Nanoscale Structural, Plasmonic and Electronic Behavior using EELS and
Aberration Corrected STEM
P.E. Batson
Nanoscale heterogeneity is crucial for efficient coupling of electrical
carriers to light and chemical energy. Therefore, detailed characterization of
heterogeneity can teach us about how nano-structures function, so that more
efficient operational principles, or cheaper, more abundant materials, can be
brought to practical use in energy related structures. High energy resolution
EELS in the microscope is a powerful tool for understanding nano-scale
functionality because it is extremely sensitive to small, structurally driven
changes that are relevant to electronic behavior -- carrier lifetime broadening,
small confinement energy shifts, strain-induced energy level splitting, optical
and plasmonic resonances, dependence on structural symmetries, to name a few.

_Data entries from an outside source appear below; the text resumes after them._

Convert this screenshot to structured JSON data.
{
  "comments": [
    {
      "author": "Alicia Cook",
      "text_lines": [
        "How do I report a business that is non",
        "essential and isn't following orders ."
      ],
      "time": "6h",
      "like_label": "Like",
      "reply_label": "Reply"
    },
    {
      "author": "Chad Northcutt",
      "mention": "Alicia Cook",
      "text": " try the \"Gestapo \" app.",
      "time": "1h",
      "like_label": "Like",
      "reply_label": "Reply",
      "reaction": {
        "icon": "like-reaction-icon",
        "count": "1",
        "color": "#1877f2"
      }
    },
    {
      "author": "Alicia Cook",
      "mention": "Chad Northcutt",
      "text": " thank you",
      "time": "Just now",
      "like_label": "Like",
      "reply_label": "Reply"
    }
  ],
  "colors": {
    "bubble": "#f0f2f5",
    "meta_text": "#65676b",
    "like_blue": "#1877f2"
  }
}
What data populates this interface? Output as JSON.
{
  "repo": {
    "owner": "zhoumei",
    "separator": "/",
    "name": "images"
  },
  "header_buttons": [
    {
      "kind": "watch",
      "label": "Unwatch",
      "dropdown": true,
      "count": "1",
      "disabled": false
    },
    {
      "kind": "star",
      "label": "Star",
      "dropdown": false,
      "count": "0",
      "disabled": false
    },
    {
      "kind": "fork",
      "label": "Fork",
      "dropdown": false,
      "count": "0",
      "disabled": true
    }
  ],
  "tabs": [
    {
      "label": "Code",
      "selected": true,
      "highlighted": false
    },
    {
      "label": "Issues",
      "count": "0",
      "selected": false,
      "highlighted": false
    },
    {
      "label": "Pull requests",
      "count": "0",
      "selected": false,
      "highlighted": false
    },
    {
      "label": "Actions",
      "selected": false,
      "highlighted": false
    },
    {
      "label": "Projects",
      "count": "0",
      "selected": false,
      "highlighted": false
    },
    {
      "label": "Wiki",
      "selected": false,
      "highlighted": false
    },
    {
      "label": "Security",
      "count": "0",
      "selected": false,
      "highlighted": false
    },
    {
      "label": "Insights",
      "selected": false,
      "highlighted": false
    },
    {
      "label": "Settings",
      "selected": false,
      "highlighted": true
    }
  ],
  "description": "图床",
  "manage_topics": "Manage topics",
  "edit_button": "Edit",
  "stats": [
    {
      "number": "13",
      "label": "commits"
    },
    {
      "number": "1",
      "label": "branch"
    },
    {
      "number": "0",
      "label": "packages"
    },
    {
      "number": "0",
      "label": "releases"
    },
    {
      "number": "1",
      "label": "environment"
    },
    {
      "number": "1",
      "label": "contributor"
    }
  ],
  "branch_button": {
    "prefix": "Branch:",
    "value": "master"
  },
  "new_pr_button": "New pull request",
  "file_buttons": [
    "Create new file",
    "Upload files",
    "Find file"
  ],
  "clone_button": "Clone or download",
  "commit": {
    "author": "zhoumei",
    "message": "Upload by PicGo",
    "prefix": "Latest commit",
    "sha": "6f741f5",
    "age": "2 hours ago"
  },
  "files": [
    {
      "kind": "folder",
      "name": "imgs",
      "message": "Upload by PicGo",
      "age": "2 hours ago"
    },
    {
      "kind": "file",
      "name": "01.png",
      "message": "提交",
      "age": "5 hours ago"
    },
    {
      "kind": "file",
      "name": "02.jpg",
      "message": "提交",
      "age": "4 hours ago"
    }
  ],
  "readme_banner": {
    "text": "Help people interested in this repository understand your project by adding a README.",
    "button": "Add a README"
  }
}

Modification of structures in the microscope is also possible, promising a more
thorough exploration of the range of possible behaviors. It turns out that
forces derived from plasmonic behavior can be used to manipulate nanoscale metal
particles. These forces are derived from the same mechanisms that give rise to
Surface Enhanced Raman Spectroscopy, and thus are closely related to
optical-electronic interactions that are crucial to efficient photonic energy
conversion. Therefore, through detailed analyses of the evolution of
structural, plasmonic and electronic behavior in the microscope, we hope to
obtain a broad view of nanoscale function which will be helpful to the future
development of better energy-related applications.